From one epic crowd to another, the final three races of the season are upon us but there’s still plenty to play for, and an on-track dispute rolling on between two teams. So here are some of the stories we think will have everyone talking this weekend in Mexico City…
1. Verstappen chasing a record
The United States Grand Prix was another thrilling race that saw three teams fighting it out for the win, but once again it was Max Verstappen who came out on top as he has done so often this year.
In fact, he has done it so many times that Verstappen is on the verge of setting a new Formula 1 record this weekend in Mexico, as he goes in search of his 14th victory of the season. No driver has ever won more than 13 in one campaign, with the Dutchman now level with Michael Schumacher and Sebastian Vettel.
While Verstappen is modest when it comes to the potential record as he rightly points out there are more races this season than in any of the years that the two German drivers managed 13 wins, he has achieved the feat in the same number of races that Vettel did – 19 – and just one more than Schumacher managed in 2004.
That means if he wins in Mexico, he will have a better win percentage than Vettel had in 2013, and he can even better Schumacher’s percentage too this season, although that requires him to win all three of the remaining races.
2022 United States Grand Prix: Red Bull celebrate constructors’ title as Verstappen takes victory
2. Checo-mania as the fight for P2 hots up
As much as Verstappen has been the Red Bull leader this season, there’s no denying that it would be a massively popular result for the team if it was the other driver who took victory in Mexico.

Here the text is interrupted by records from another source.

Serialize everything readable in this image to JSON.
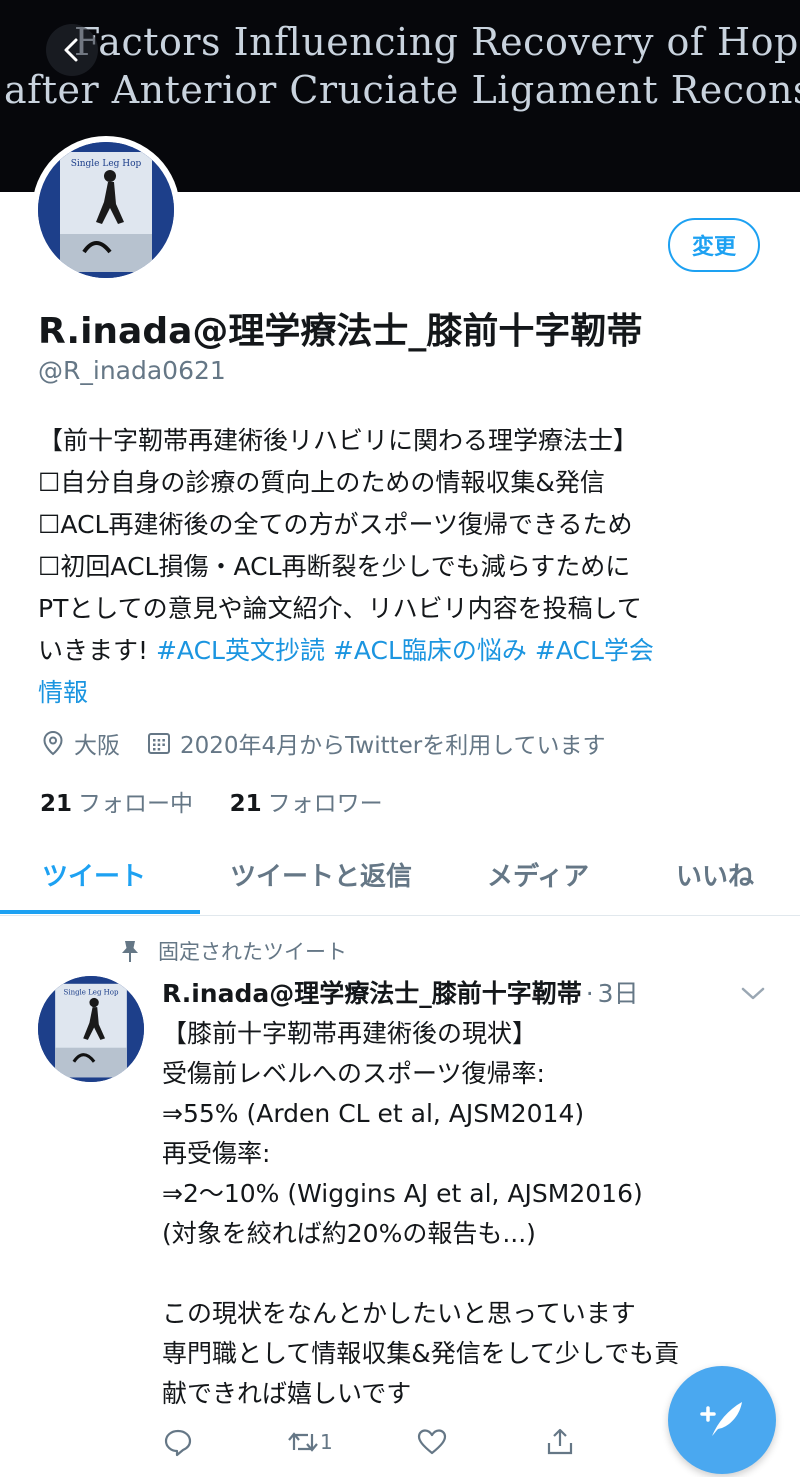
{
  "banner": {
    "line1": "Factors Influencing Recovery of Hop Tests",
    "line2": "after Anterior Cruciate Ligament Reconstructio"
  },
  "avatar": {
    "label": "Single Leg Hop"
  },
  "profile": {
    "edit_label": "変更",
    "display_name": "R.inada@理学療法士_膝前十字靭帯",
    "handle": "@R_inada0621",
    "bio": {
      "line1": "【前十字靭帯再建術後リハビリに関わる理学療法士】",
      "line2": "☐自分自身の診療の質向上のための情報収集&発信",
      "line3": "☐ACL再建術後の全ての方がスポーツ復帰できるため",
      "line4": "☐初回ACL損傷・ACL再断裂を少しでも減らすために",
      "line5": "PTとしての意見や論文紹介、リハビリ内容を投稿して",
      "line6_text": "いきます!",
      "hashtag1": "#ACL英文抄読",
      "hashtag2": "#ACL臨床の悩み",
      "hashtag3": "#ACL学会",
      "hashtag3_cont": "情報"
    },
    "location": "大阪",
    "joined": "2020年4月からTwitterを利用しています",
    "following_count": "21",
    "following_label": "フォロー中",
    "followers_count": "21",
    "followers_label": "フォロワー"
  },
  "tabs": [
    "ツイート",
    "ツイートと返信",
    "メディア",
    "いいね"
  ],
  "pinned_tweet": {
    "pinned_label": "固定されたツイート",
    "author": "R.inada@理学療法士_膝前十字靭帯",
    "dot": "·",
    "time": "3日",
    "lines": [
      "【膝前十字靭帯再建術後の現状】",
      "受傷前レベルへのスポーツ復帰率:",
      "⇒55%  (Arden CL et al, AJSM2014)",
      "再受傷率:",
      "⇒2〜10% (Wiggins AJ et al, AJSM2016)",
      "(対象を絞れば約20%の報告も...)",
      "",
      "この現状をなんとかしたいと思っています",
      "専門職として情報収集&発信をして少しでも貢",
      "献できれば嬉しいです"
    ],
    "retweet_count": "1"
  },
  "colors": {
    "accent": "#1da1f2",
    "muted": "#657786",
    "text": "#14171a"
  },
  "icons": [
    "back-arrow-icon",
    "location-pin-icon",
    "calendar-icon",
    "pin-icon",
    "chevron-down-icon",
    "reply-icon",
    "retweet-icon",
    "like-icon",
    "share-icon",
    "compose-tweet-icon"
  ]
}
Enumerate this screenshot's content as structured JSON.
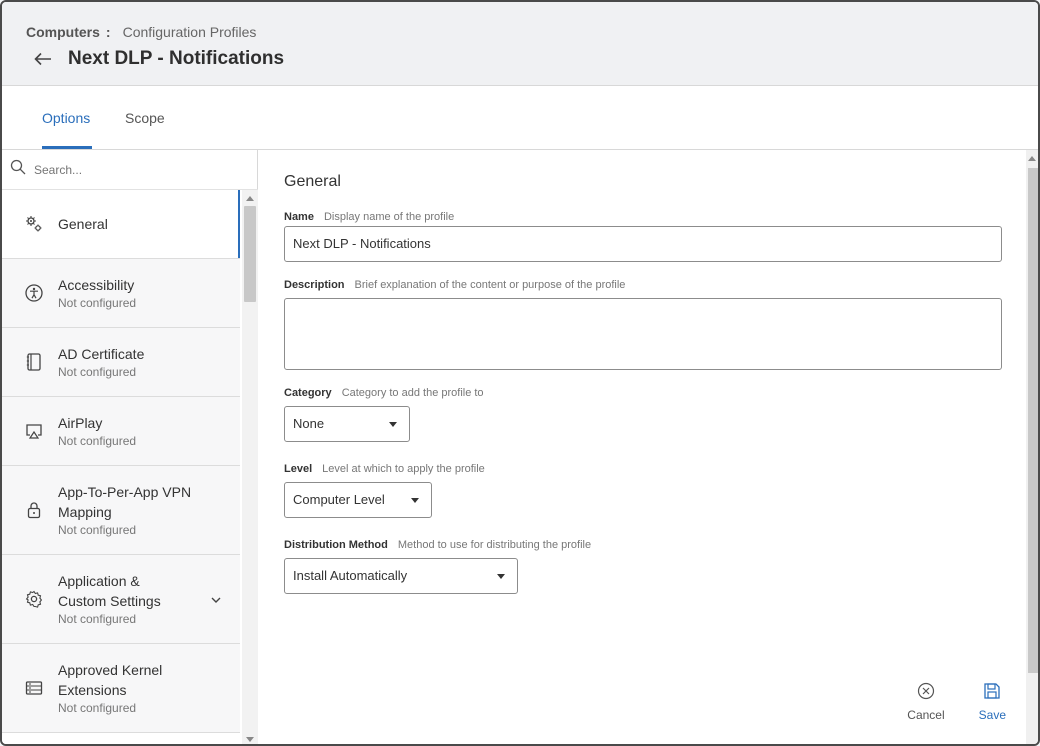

That’s because Sergio Perez enjoys enormous support from his home crowd, who created an incredible atmosphere a year ago (as they do every year) when he stood on the podium for the first time.
On that occasion, he was chasing down Lewis Hamilton for second but had to settle for third place, and he’ll be hoping to go two better this time around.
It’s important for Perez not only in the context of it being his home race but also because he’s locked in a thrilling battle with Charles Leclerc for second in the drivers’ championship. Leclerc moved two points ahead of the Mexican with a fifth podium in a row in Austin on Sunday, as the fight looks set to go right to the wire.
3. Mercedes getting closer
Leclerc had to settle for third despite finding himself in a strong position at Circuit of the Americas, when a well-timed Safety Car allowed him to make a pit stop and emerge in fourth place – behind Perez at the time – after just 18 laps despite a grid penalty that saw him start down in P12.
While it was perhaps not a surprise to see Verstappen have the pace to beat Leclerc, Lewis Hamilton would have been Ferrari’s target, but Mercedes had the upper hand in race trim.
Hamilton drove an excellent race and kept Verstappen honest throughout as a number of the new Mercedes upgrades introduced in Austin helped close the gap a little further to the top two teams. George Russell also had the pace to set the fastest lap on soft tyres late on, albeit having seen his hopes of the podium disappear due to causing a collision with Carlos Sainz at the start.
Mercedes still seem to lack that final bit of performance that would make them favourites for a win anywhere, but their form fluctuates from track to track and it feels like they’re now in a position where they have a car good enough to capitalise when they find a circuit suits them.
4. The challenge of the altitude
Whether Mexico will provide that opportunity for Mercedes remains to be seen, as we head back to the Autodromo Hermanos Rodriguez and the unique challenge that it provides.
The track is the highest of the season by some margin, located at more than 2,200 metres above sea level, some 1,400 metres higher than the next track on that list at Interlagos. And at that altitude, the air is less dense, so cooling is an issue that the teams have to get their heads around.
Items such as the power unit and brakes need extra attention as they can become tougher to cool down, while the less dense air also impacts both power unit performance and the level of downforce that is being generated by the cars.
A simple way of thinking about it is that even when the cars are at their highest downforce setting – the same as they use in Monaco – they are only getting downforce levels more akin to Monza, where they run their lowest settings.
5. Protests and counter-protests
While there was some sensational racing throughout the United States Grand Prix, we are actually still waiting for the race result to be finally confirmed. An official result has been published, but it features a time penalty for Fernando Alonso that was handed out long after the race following a protest from Haas.
That protest was successful as Haas argued Alonso’s car was unsafe when it had a loose wing mirror that eventually fell off, and then afterwards with reduced visibility as a result. However, Alpine feel the issue centres around a lack of a call during the race from Race Control, and also have a means of trying to reverse the decision.
According to Otmar Szafnauer’s team, Haas lodged their decision to protest after the deadline for submissions, so we are now in the situation where Alpine have put in their own protest against the admissibility of the original Haas protest. They are not protesting the outcome at this point, simply the fact that the Haas protest was allowed to be heard in the first place.
The next hearing will take place on Thursday evening in Mexico City.